Well Production Data


Figure 7
The Render module allows many different realizations and objects to be displayed in a single image. For example, to correlate the fluid flow with well productions, one can add tubes in the volume to represent the well locations. By using different colors, one can even distinguish the producing and non producing wells. To take this one step further, one can even color the wells according to the amount of production to indicate cumulative or instantaneous production. Another simple way of showing production is by placing spheres on top of the producing wells. The size and/or the color of the spheres can be used to indicate the production amount. By using low opacity for the tubes and spheres, one should be able to see the fluid flow behind the spheres. To show the injection amount, one can place the sphere at the bottom of the wells. Another way to show well production is to use vector glyphs. Again, the size and/or color can be used to indicate production amount. One can point the vector up for well production and down for well injection. Figure 7A illustrates the use of all of these techniques in combination. The red numbers indicting the well IDs and the white numbers indicating well production values.

To pinpoint precisely where the production is coming from, one can use a very useful module, "Map To Plane", to project the volume data onto an arbitrary plane. The chosen plane is horizontal so that one can know the precise depth of the plane. Since this is a cutting plane into a mesh of deformed or irregular cubes, the shape of the cutting plane outlines the intersection between the horizontal plane and the volume. Figure 7B shows a horizontal cutting plane through the reservoir, the missing area indicating the rock formation where the oil saturation values are invalid. By interactivly moving this plane up or down, engineers can understand where the production come from in the reservoir.


Figure 8
One more way to examine well data is to plot the well parameter time history of the selected wells. This can easily be done by using the "Pick" module to select the wells. The Pick will return the well Ids when either the well or the production sphere is picked using the 3D cursor, the Ids are then used to select the well data to be imported and plotted in the graph. The user can select any combination of wells and plot any well parameter even when another well parameter is being displayed in the image window. Figure 8 reservoir data combined with well data represented by spheres and two plots showing cumulative and instaneous well production history. The liitle red dots in the image indicting the picked wells for plotting. The cursor can either touch spheres or tubes to obtain well Ids.

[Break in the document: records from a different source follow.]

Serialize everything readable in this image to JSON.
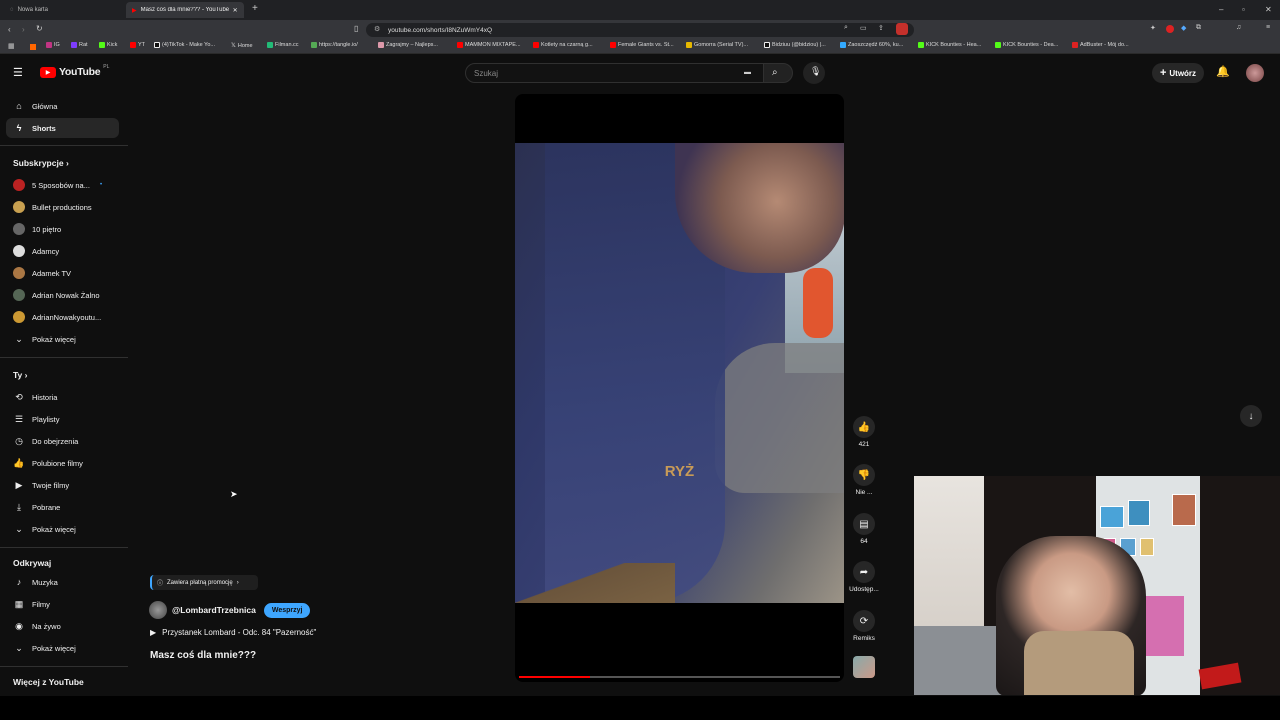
{
  "browser": {
    "tabs": [
      {
        "label": "Nowa karta"
      },
      {
        "label": "Masz coś dla mnie??? - YouTube"
      }
    ],
    "url": "youtube.com/shorts/I8NZuWmY4xQ",
    "bookmarks": [
      "IG",
      "Rat",
      "Kick",
      "YT",
      "(4)TikTok - Make Yo...",
      "Home",
      "Filman.cc",
      "https://tangle.io/",
      "Zagrajmy – Najleps...",
      "MAMMON MIXTAPE...",
      "Kotlety na czarną g...",
      "Female Giants vs. St...",
      "Gomorra (Serial TV)...",
      "Bidziuu (@bidziou) |...",
      "Zaoszczędź 60%, ku...",
      "KICK Bounties - Hea...",
      "KICK Bounties - Dea...",
      "AdBuster - Mój do..."
    ]
  },
  "header": {
    "logo": "YouTube",
    "logo_region": "PL",
    "search_placeholder": "Szukaj",
    "create_label": "Utwórz"
  },
  "sidebar": {
    "main": [
      {
        "label": "Główna",
        "icon": "home-icon"
      },
      {
        "label": "Shorts",
        "icon": "shorts-icon"
      }
    ],
    "subs_heading": "Subskrypcje",
    "subs": [
      {
        "label": "5 Sposobów na...",
        "color": "#b22"
      },
      {
        "label": "Bullet productions",
        "color": "#c8a050"
      },
      {
        "label": "10 piętro",
        "color": "#666"
      },
      {
        "label": "Adamcy",
        "color": "#ddd"
      },
      {
        "label": "Adamek TV",
        "color": "#aa7744"
      },
      {
        "label": "Adrian Nowak Żalno",
        "color": "#556655"
      },
      {
        "label": "AdrianNowakyoutu...",
        "color": "#cc9933"
      }
    ],
    "subs_more": "Pokaż więcej",
    "you_heading": "Ty",
    "you": [
      {
        "label": "Historia",
        "icon": "history-icon",
        "glyph": "⟲"
      },
      {
        "label": "Playlisty",
        "icon": "playlist-icon",
        "glyph": "☰"
      },
      {
        "label": "Do obejrzenia",
        "icon": "clock-icon",
        "glyph": "◷"
      },
      {
        "label": "Polubione filmy",
        "icon": "like-icon",
        "glyph": "👍"
      },
      {
        "label": "Twoje filmy",
        "icon": "video-icon",
        "glyph": "▶"
      },
      {
        "label": "Pobrane",
        "icon": "download-icon",
        "glyph": "⤓"
      }
    ],
    "you_more": "Pokaż więcej",
    "explore_heading": "Odkrywaj",
    "explore": [
      {
        "label": "Muzyka",
        "icon": "music-icon",
        "glyph": "♪"
      },
      {
        "label": "Filmy",
        "icon": "film-icon",
        "glyph": "▦"
      },
      {
        "label": "Na żywo",
        "icon": "live-icon",
        "glyph": "◉"
      }
    ],
    "explore_more": "Pokaż więcej",
    "more_heading": "Więcej z YouTube"
  },
  "short": {
    "caption": "RYŻ",
    "progress": 0.22,
    "likes": "421",
    "dislike_label": "Nie ...",
    "comments": "64",
    "share_label": "Udostęp...",
    "remix_label": "Remiks",
    "promo_label": "Zawiera płatną promocję",
    "channel": "@LombardTrzebnica",
    "support_label": "Wesprzyj",
    "playlist": "Przystanek Lombard - Odc. 84 \"Pazerność\"",
    "title": "Masz coś dla mnie???"
  }
}
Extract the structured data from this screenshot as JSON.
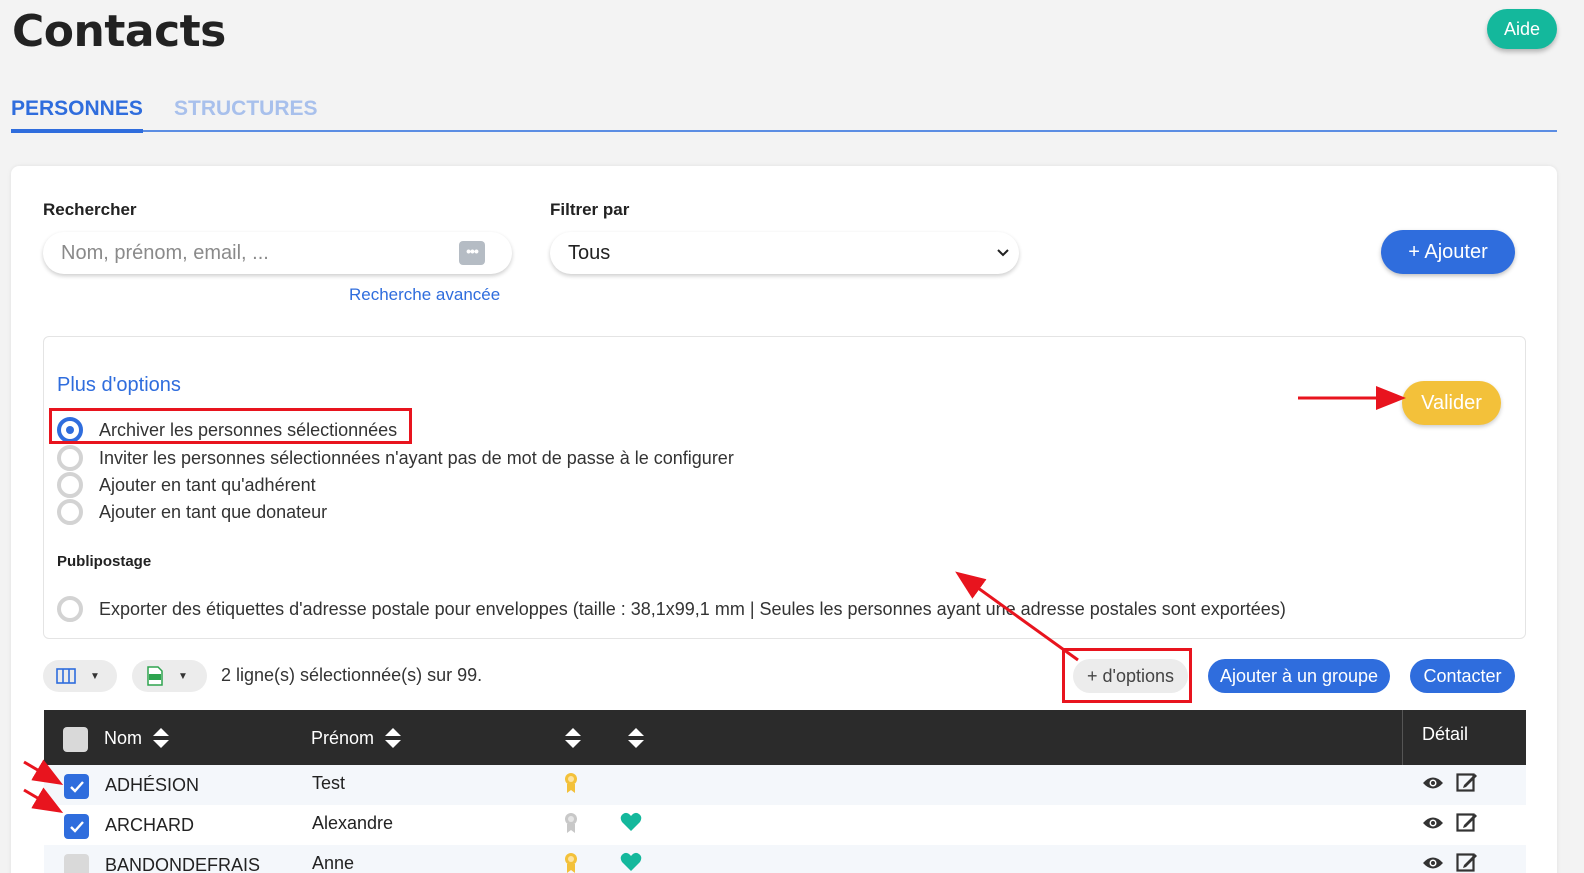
{
  "header": {
    "title": "Contacts",
    "help_label": "Aide"
  },
  "tabs": [
    {
      "label": "PERSONNES",
      "active": true
    },
    {
      "label": "STRUCTURES",
      "active": false
    }
  ],
  "search": {
    "label": "Rechercher",
    "placeholder": "Nom, prénom, email, ...",
    "value": "",
    "advanced_link": "Recherche avancée"
  },
  "filter": {
    "label": "Filtrer par",
    "selected": "Tous"
  },
  "add_button": "+ Ajouter",
  "options": {
    "title": "Plus d'options",
    "radios": [
      {
        "label": "Archiver les personnes sélectionnées",
        "checked": true
      },
      {
        "label": "Inviter les personnes sélectionnées n'ayant pas de mot de passe à le configurer",
        "checked": false
      },
      {
        "label": "Ajouter en tant qu'adhérent",
        "checked": false
      },
      {
        "label": "Ajouter en tant que donateur",
        "checked": false
      }
    ],
    "publipostage_label": "Publipostage",
    "publipostage_radio": {
      "label": "Exporter des étiquettes d'adresse postale pour enveloppes (taille : 38,1x99,1 mm | Seules les personnes ayant une adresse postales sont exportées)",
      "checked": false
    },
    "validate_label": "Valider"
  },
  "toolbar": {
    "selection_text": "2 ligne(s) sélectionnée(s) sur 99.",
    "more_options_label": "+ d'options",
    "add_group_label": "Ajouter à un groupe",
    "contact_label": "Contacter"
  },
  "table": {
    "headers": {
      "nom": "Nom",
      "prenom": "Prénom",
      "detail": "Détail"
    },
    "rows": [
      {
        "nom": "ADHÉSION",
        "prenom": "Test",
        "checked": true,
        "medal": "gold",
        "heart": false
      },
      {
        "nom": "ARCHARD",
        "prenom": "Alexandre",
        "checked": true,
        "medal": "grey",
        "heart": true
      },
      {
        "nom": "BANDONDEFRAIS",
        "prenom": "Anne",
        "checked": false,
        "medal": "gold",
        "heart": true
      }
    ]
  },
  "colors": {
    "primary": "#2f6ddd",
    "help": "#14b89c",
    "validate": "#f3c13a",
    "annotation": "#e8141e",
    "heart": "#14b89c",
    "medal_gold": "#f3c13a",
    "medal_grey": "#c8c8c8"
  }
}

Correlative Analysis of Reservoir Parameters


Figure 9
To study the relationship between different parameters, the user can create different image windows for comparison. For example one window can show water saturation and the other window gas saturation of the same or different time step using the same camera parameters. Using this approach, one can also display the same parameters of different time steps in different windows using the same camera. Of course a third way to visualize these data are to view the same parameters of a given time step with different camera parameters. In the first two scenarios, the camera of one image window drives the other window so the two window are syncronis for direct interaction of geometric transformations such as rotate and zoom. Figure 9 shows the three methods described above. Figures 9A and 9B show the comparison of water and gas saturation for the same time step, Figures 9C and 9D show the gas saturation for different time steps, Figures 9E and 9F show the gas saturation of the same time step from different camera angles.

Conclusion

The examples presented here show that a powerful and flexible general purpose visualization and analysis tool kit can be invaluable in helping scientists and engineers to understand fluid flow and well production in reservoirs. In this case, we show examples of modifying structure, ways of animating fluid movements, correlating data and comparing reservoir parameters using multiple views of the data. Data Explorer can also be use to visualize data from a number of other areas including Seismic processing, crosshole tomography, coreflood simulations and more.